Founder of Cora′s Restaurants
Cora Mussely Tsouflidou

The Business of Breakfast

Initiative, passion, energy and self-confidence amount to the principle ingredients in Cora Mussely Tsouflidou’s healthy serving of success.

They say breakfast is the best way to kick-start your day. And for Cora Mussely Tsouflidou, founder of Cora’s Restaurants, le petit dejeuner also proved to be the ideal start to a new passion… and profession.

Indeed, her passion for creating and serving healthy breakfast is precisely what set her on the road to success. From hostess in a popular Montreal restaurant, then day manager, general manager and junior partner, to restaurant operator – not to mention one of Profit magazine’s 2003 100 Top Business Women and recipient of the Governor General’s award – “Quebec’s Breakfast Queen”, as she has come to be called, has more than earned the honour of Hall of Fame inductee.
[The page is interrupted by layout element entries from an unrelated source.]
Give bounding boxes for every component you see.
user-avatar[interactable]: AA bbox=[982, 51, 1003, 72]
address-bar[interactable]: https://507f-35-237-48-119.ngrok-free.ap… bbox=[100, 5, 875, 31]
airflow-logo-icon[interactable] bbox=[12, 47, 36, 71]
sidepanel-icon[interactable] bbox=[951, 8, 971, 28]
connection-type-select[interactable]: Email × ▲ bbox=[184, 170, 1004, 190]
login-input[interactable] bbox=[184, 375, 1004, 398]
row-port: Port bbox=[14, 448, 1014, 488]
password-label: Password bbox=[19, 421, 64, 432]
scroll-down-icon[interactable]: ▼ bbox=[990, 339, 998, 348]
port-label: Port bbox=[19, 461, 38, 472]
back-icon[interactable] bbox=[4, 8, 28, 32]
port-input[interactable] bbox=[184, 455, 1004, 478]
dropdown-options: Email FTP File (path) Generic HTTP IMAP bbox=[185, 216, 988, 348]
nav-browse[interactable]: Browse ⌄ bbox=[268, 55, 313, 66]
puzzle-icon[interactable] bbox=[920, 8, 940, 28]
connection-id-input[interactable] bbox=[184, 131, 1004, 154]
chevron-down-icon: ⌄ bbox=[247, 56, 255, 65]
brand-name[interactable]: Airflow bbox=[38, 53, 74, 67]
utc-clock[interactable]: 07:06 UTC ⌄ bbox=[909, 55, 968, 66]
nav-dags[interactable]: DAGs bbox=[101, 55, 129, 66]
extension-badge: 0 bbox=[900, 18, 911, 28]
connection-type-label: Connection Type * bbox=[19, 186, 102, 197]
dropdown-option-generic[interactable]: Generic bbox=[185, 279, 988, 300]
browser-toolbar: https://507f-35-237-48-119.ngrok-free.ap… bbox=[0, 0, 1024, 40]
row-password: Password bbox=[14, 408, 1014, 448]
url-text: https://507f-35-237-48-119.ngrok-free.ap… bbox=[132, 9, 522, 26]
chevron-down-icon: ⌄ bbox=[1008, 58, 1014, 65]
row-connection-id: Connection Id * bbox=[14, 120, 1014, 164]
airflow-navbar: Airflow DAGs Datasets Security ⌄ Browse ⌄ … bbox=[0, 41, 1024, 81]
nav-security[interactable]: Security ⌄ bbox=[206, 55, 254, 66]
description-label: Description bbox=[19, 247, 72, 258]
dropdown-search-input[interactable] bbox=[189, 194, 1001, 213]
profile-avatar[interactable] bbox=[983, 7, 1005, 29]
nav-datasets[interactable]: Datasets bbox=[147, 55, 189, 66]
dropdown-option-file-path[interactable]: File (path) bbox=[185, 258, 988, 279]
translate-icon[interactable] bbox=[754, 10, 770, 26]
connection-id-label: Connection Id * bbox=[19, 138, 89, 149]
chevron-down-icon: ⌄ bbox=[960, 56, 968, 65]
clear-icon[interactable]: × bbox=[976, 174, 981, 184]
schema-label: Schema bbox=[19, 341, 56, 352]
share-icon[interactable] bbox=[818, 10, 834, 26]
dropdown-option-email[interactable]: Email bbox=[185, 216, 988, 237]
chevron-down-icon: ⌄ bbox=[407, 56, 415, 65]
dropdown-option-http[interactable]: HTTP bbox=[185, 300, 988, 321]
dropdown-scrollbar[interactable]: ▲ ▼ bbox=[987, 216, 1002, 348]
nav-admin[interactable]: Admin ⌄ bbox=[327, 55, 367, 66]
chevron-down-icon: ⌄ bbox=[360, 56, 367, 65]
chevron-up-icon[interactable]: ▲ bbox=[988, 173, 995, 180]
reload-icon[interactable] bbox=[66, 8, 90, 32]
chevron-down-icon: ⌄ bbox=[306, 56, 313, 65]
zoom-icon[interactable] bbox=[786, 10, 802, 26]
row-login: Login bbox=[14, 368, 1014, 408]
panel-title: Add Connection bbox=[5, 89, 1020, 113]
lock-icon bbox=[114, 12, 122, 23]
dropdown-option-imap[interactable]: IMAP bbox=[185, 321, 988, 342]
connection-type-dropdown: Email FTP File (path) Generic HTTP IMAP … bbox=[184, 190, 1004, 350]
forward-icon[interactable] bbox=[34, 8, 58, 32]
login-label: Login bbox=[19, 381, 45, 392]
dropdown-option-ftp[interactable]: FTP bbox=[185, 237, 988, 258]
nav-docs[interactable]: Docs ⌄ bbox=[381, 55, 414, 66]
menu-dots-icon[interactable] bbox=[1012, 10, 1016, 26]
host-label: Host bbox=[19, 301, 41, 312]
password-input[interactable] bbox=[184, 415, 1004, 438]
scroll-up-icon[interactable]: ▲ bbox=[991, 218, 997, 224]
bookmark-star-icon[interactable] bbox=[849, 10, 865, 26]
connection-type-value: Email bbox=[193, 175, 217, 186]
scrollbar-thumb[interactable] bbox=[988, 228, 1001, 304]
“If I had known how far I would come and how much success I would see, I may not have started because I would have been scared,” Tsouflidou laughs, reflecting on her 1987 beginning when she first turned a defunct snack bar in Montreal into a thriving popular breakfast destination. “I had no idea it would grow quite like this.”

Her breakfast concept – focused on blending traditional family-style breakfasts with fresh food and health food trends – struck a chord with consumers, and in 1990 she opened a second restaurant in another district of Montreal. That same year Tsouflidou opened a third, and much larger location, followed by five more restaurants – each with 120-plus seating capacity.

“My sales philosophy? Premium food and top-notch service. Be the greatest and people will come. If we serve the best breakfast in town, where else are people going to go?” she asks.

In 1994, with eight thriving restaurants, Tsouflidou decided to teach others the winning recipe, and morph herself into a franchisor – creating Franchises Cora Inc. (She subsequently launched Cas-seroles Cora Inc. to develop and manufacture all the food ingredients franchisees require; and in 2000 she founded the Cora Franchise Group to target rest of Canada.)

“I transformed the passion that I had for breakfast to franchising. I’m a creator – an innovator. When I found out I could copy myself and duplicate my success, I dreamed of filling the province of Quebec, and then all of Canada,” she says.

“We always thought that if we help people to make money, there will be some money left for us. Our revenue is directly proportionate to the sales of our franchisees. So we need to help and support them,” she adds, citing the extensive selection and training program she designed for her Chez Cora and Cora’s restaurants, of which there are currently 75 in 6 provinces (Quebec, Ontario, New Brunswick, Manitoba, Nova Scotia and PEI) with over 500 employees.

Her support also extends to the various communities her restaurants are a part of. “Community,” she says, “is our reason for being so we have to share our success with them – from the very beginning we always helped children, [with] breakfast in schools.”

In 1998, Tsouflidou created the CORA Foundation to help underprivileged young children. Through various activities like its annual golf tourney and specific in-restaurant sales drives, the foundation donates to community organizations that work with schools in the hope of offering kids “the nourishment they need to pursue their dreams”.